King Mahabali |
Here in Kerala Onam , a 10-day harvest festival and much more, is in full
swing. It’s their most important holiday
of the year, and is celebrated only in the state of Kerala. There are 4 main
days of Onam, beginning on Sunday, when I fly to Delhi for 4 days. RATS! I’m missing the culmination of the entire
festival, a parade with floats and PULIKALI, which means 'tiger dance', where a
group of dancers dressed as tigers dance to drums and floats. [SAD FACE]. I’m also missing the famous
boat races, called Vallam Kali. However, there
have already been many things to see, so I’ll report on that.
This is a multi-faceted holiday: there are
those that celebrate it simply as a harvest festival, those who call it a
Kerala-specific celebration of the desire for equality, fraternity, and Dharma
(not the TV show), those who use it as a marketing ploy, much like Christmas in
the States, and others who just like the lights and decorations, the flowers,
the food, and the general hoopla. I fall
firmly into the last group.
There are several traditional parts. One is
the Pookalam, a carpet of multi-coloured flowers
arranged in a decorative pattern at a courtyard or entrance. It looks a bit
like a flower mandala. Each day new
patterns emerge, and people use more and more colors, until Day 10’s final
beautiful product. It’s made to welcome King Mahabali, who, as legend has it, was
condemned and exiled to live in the Netherworld, but escapes once a year for 10
days to return to Earth and see how his people are doing.
Second is the PRATYA, a traditional lunch served on a
banana leaf that features 4 curries, some chips, pickles, and other yummy
Keralan delights. I went to the Taj
today for lunch to give it an inspection first-hand, and it did not
disappoint. See the photos on FLICKR here
of each flight to enjoy the beauty of the presentation on the banana leaf. The beet root yogurt was the the winner of most beautiful, but the pickled gooseberries and mangoes were the taste winners. It was a lesson in eating with fingers because many of these mini-dishes were runny. I did the best I could, and watched others, who had mastered the technique of gathering the rice gingerly with the first 3 fingers, dipping it into some curry or other, then a gentile toss to the mouth. I think I licked my fingers too much, but I dined alone, so offended no one.
Another aspect
of this festival is new clothing. I was
at a textile and clothing store on Monday (day 1 of Onam) and was taken aback
by the very tall stacks of clothing people had at the checkout, the rather
barren shelves, and the men in the usually female-only store. I went today to a
big department store to see what the foot traffic was like, and we could barely
get to the store, it was so busy, there were several traffic cops directing
traffic, and there were at least 1,000 people inside. No pictures are allowed
inside, and there are reminders posted everywhere, so I can’t give you a
visual, but it makes pre-Christmas malls seem like a resort of pastoral silence
in abundant space.
I read an
interesting article at the dentist’s office yesterday (don’t ask, I’ll probably
have to blog about it) about how modern Keralan families are now flocking to
…..wait for it…SHOPPING MALLS to celebrate Onam. Well, taking a page right out of the
Christmas season in America, are they? There is a different twist, though, in
that they don’t go to the Malls merely to shop.

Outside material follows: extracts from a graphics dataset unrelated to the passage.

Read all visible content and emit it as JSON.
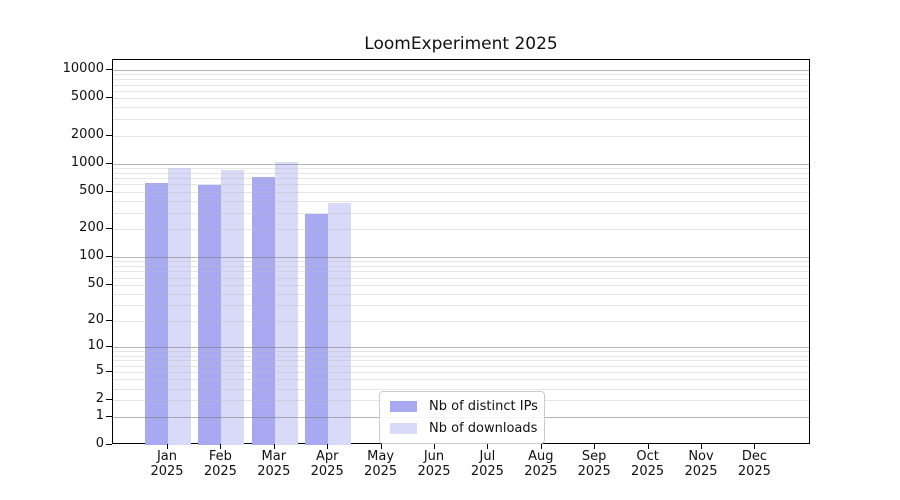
{
  "title": "LoomExperiment 2025",
  "chart_data": {
    "type": "bar",
    "title": "LoomExperiment 2025",
    "subtitle": "",
    "categories": [
      "Jan 2025",
      "Feb 2025",
      "Mar 2025",
      "Apr 2025",
      "May 2025",
      "Jun 2025",
      "Jul 2025",
      "Aug 2025",
      "Sep 2025",
      "Oct 2025",
      "Nov 2025",
      "Dec 2025"
    ],
    "month_labels": [
      "Jan",
      "Feb",
      "Mar",
      "Apr",
      "May",
      "Jun",
      "Jul",
      "Aug",
      "Sep",
      "Oct",
      "Nov",
      "Dec"
    ],
    "year_label": "2025",
    "series": [
      {
        "name": "Nb of distinct IPs",
        "color": "#a9a9f1",
        "values": [
          620,
          590,
          720,
          290,
          0,
          0,
          0,
          0,
          0,
          0,
          0,
          0
        ]
      },
      {
        "name": "Nb of downloads",
        "color": "#d9d9f8",
        "values": [
          900,
          860,
          1040,
          380,
          0,
          0,
          0,
          0,
          0,
          0,
          0,
          0
        ]
      }
    ],
    "xlabel": "",
    "ylabel": "",
    "yscale": "log10(1+y)",
    "yticks": [
      0,
      1,
      2,
      5,
      10,
      20,
      50,
      100,
      200,
      500,
      1000,
      2000,
      5000,
      10000
    ],
    "ylim": [
      0,
      12800
    ],
    "grid": "horizontal, minor log gridlines, drawn over bars",
    "legend_position": "inside bottom-center"
  },
  "colors": {
    "background": "#ffffff",
    "axis": "#000000",
    "major_gridline": "#c0c0c0",
    "minor_gridline": "#ececec",
    "text": "#111111"
  }
}
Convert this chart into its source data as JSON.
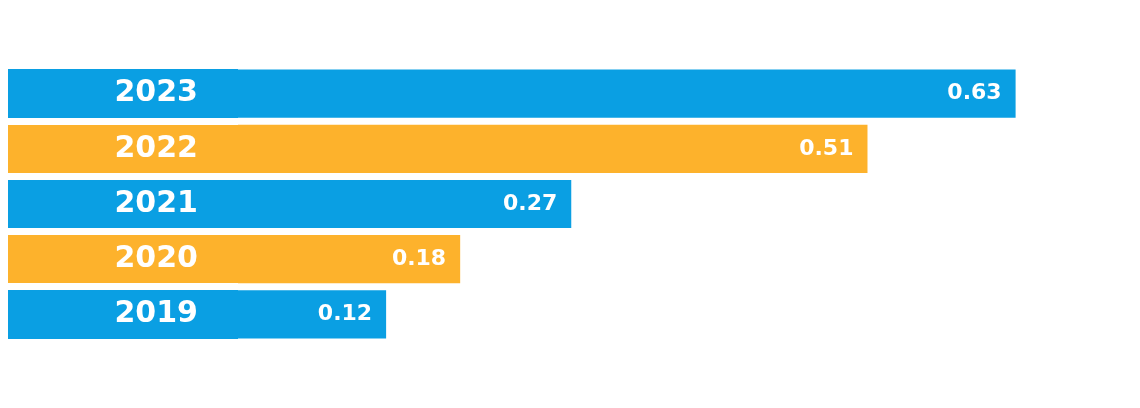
{
  "chart_data": {
    "type": "bar",
    "orientation": "horizontal",
    "categories": [
      "2023",
      "2022",
      "2021",
      "2020",
      "2019"
    ],
    "values": [
      0.63,
      0.51,
      0.27,
      0.18,
      0.12
    ],
    "colors": [
      "#0a9fe3",
      "#fdb22c",
      "#0a9fe3",
      "#fdb22c",
      "#0a9fe3"
    ],
    "data_labels": true,
    "grid": false,
    "legend": false
  }
}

There are DJs, dancers, and public happenings for the families to enjoy.
One person is quoted saying their family would “….give television a skip this
year and watch performances live at the malls.” In their defense there are
performances of traditional art forms that the younger generation are not privy
to, so perhaps this trend is a good thing?
Also, there is the last aspect of Onam, which is Onasammanam, an Onam
gift, so where better to get the gifts than a mall? You can’t buck a world-wide trend, I guess.
The palace next door (not kidding) is open for Onam so I went over there after lunch. Sadly, it has not been taken care of, and it just an open space with moldly smells and sad spaces. The edifice is quite beautiful, though. As I type there are traditional music groups roaming around with drums, a funny English horn sounding instrument, and cymbals, lots of cymbals. There has been fireworks every night this week, reminiscent of Diwali in Jaipur, so while I’m bummed about missing the boat races and parade and tiger dances, I won’t miss the kegs of gunpowder they set off that sound like the battle has started. Also, since some of you asked, there are some photos in the same FLICKR set of our apartment in Trivandrum. I didn't photo the spare bedroom, but it's there, so come on over and visit. Also, 3 bathrooms and a laundry space. It's nice, and it's good to have a kitchen again after a year with none, although it's still an adjustment as I gather Indian kitchens don't usually have running hot water. I do have a gas burner with which to boil some quickly, however, so no big deal.
you have found some great activities and dining spots already..:) You apartment is lovely,, colorful, spacious, and light filled . Good job for only the short time you have been there.